Judgment affirmed, with costs.
GILDERSLEEVE, J.
I concur in the opinion of the Presiding Justice. It cannot be said, except from inference, that defendants were proprietors of the business in which the waiter was employed who served the quail, nor that the waiter was employed by defendants. There is no proof that any of the defendants were present at the time the quail were served. Upon the proof offered, the court could not deny the defendants’ motion to dismiss the complaint without assuming *259by inference that which the plaintiff was bound to establish by direct and conclusive proof.
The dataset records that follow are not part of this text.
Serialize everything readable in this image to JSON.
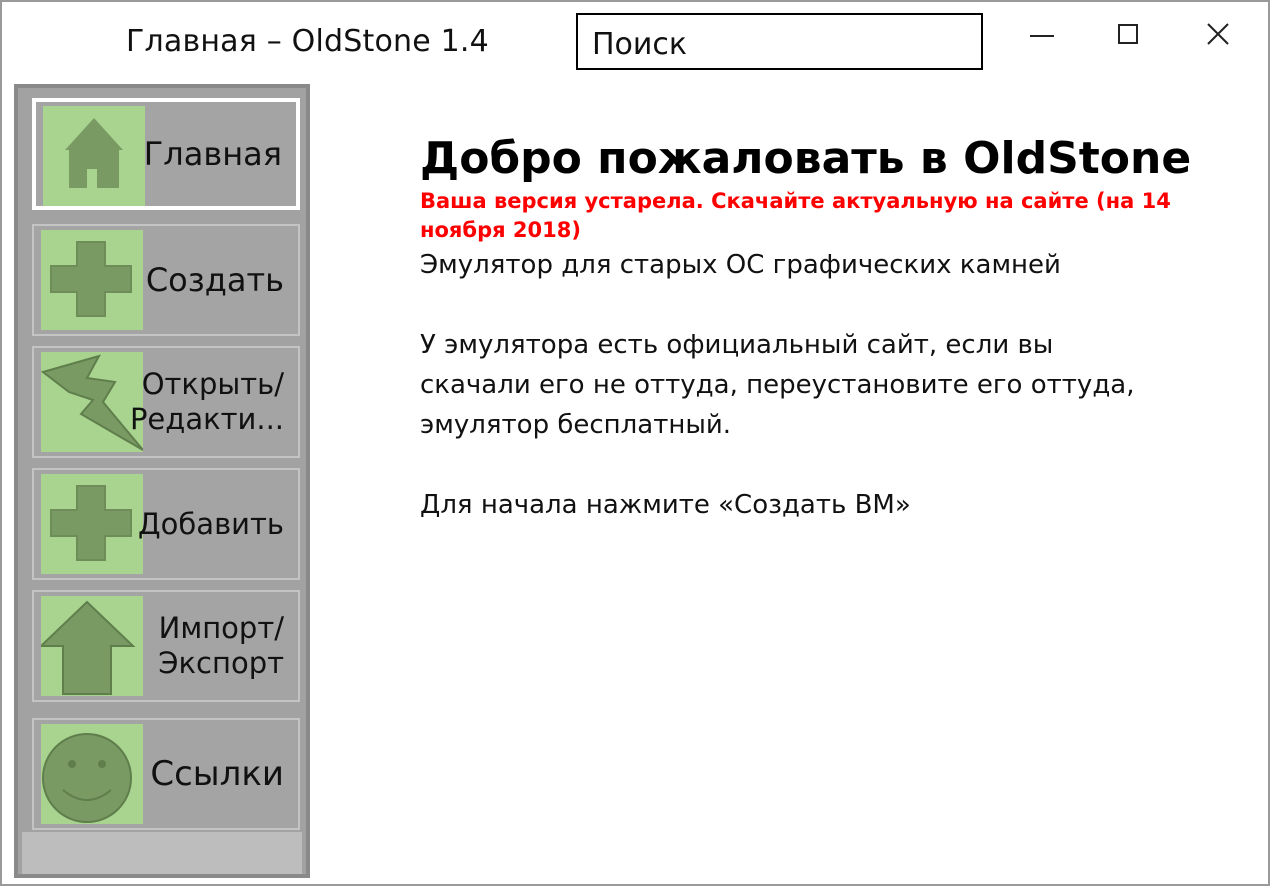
{
  "window": {
    "title": "Главная – OldStone 1.4",
    "controls": {
      "minimize_icon": "minimize-icon",
      "maximize_icon": "maximize-icon",
      "close_icon": "close-icon"
    }
  },
  "search": {
    "value": "Поиск"
  },
  "sidebar": {
    "items": [
      {
        "label": "Главная",
        "icon": "house-icon",
        "active": true
      },
      {
        "label": "Создать",
        "icon": "plus-icon",
        "active": false
      },
      {
        "label": "Открыть/\nРедакти...",
        "icon": "lightning-icon",
        "active": false
      },
      {
        "label": "Добавить",
        "icon": "plus-icon",
        "active": false
      },
      {
        "label": "Импорт/\nЭкспорт",
        "icon": "arrow-up-icon",
        "active": false
      },
      {
        "label": "Ссылки",
        "icon": "smiley-icon",
        "active": false
      }
    ]
  },
  "main": {
    "heading": "Добро пожаловать в OldStone",
    "warning": "Ваша версия устарела. Скачайте актуальную на сайте (на 14 ноября 2018)",
    "description": "Эмулятор для старых ОС графических камней",
    "notice": "У эмулятора есть официальный сайт, если вы скачали его не оттуда, переустановите его оттуда, эмулятор бесплатный.",
    "start_hint": "Для начала нажмите «Создать ВМ»"
  },
  "colors": {
    "icon_bg": "#a9d48f",
    "icon_fg": "#7a9a64",
    "sidebar_bg": "#a2a2a2",
    "warning": "#ff0000"
  }
}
The judgment should be affirmed, with costs.
TRUAX, J. (dissenting).
I am as fond of quail, in season and out of season, á la broche, au laurier, aux petits pois, au gratín, aux laitues, en cronstades, á V Anglaise, aux truffes, á la poile, á la cendre, aux ecrerisses, vous la ceudre, au salficon, en compote, au basilic, aspic, galantine, chandfroid, bisque of quail, pate chand, tourte de quails, or any other way, as is either one of my associates, but I cannot concur in the conclusions reached by them. It is alleged in the complaint in this action, and admitted by the answer, that the defendants were engaged in business at 761 and 763 Sixth avenue in this city. The evidence shows that the business carried on there was that of a restaurant. On the trial the witnesses called it a restaurant, and it was frequently referred to as the premises of the defendants and as Mr. Dunston’s restaurant. The evidence shows that, quail were purchased on the premises mentioned in the complaint from a waiter who was employed in the restaurant. This evidence was not disputed by the defendants, and but one conclusion can be drawn from the evidence, and that is that the defendants had quail in their possession on the day testified to by the plaintiff’s witnesses.
Judgment should be reversed, and a new trial ordered, with costs to the appellant to abide the event.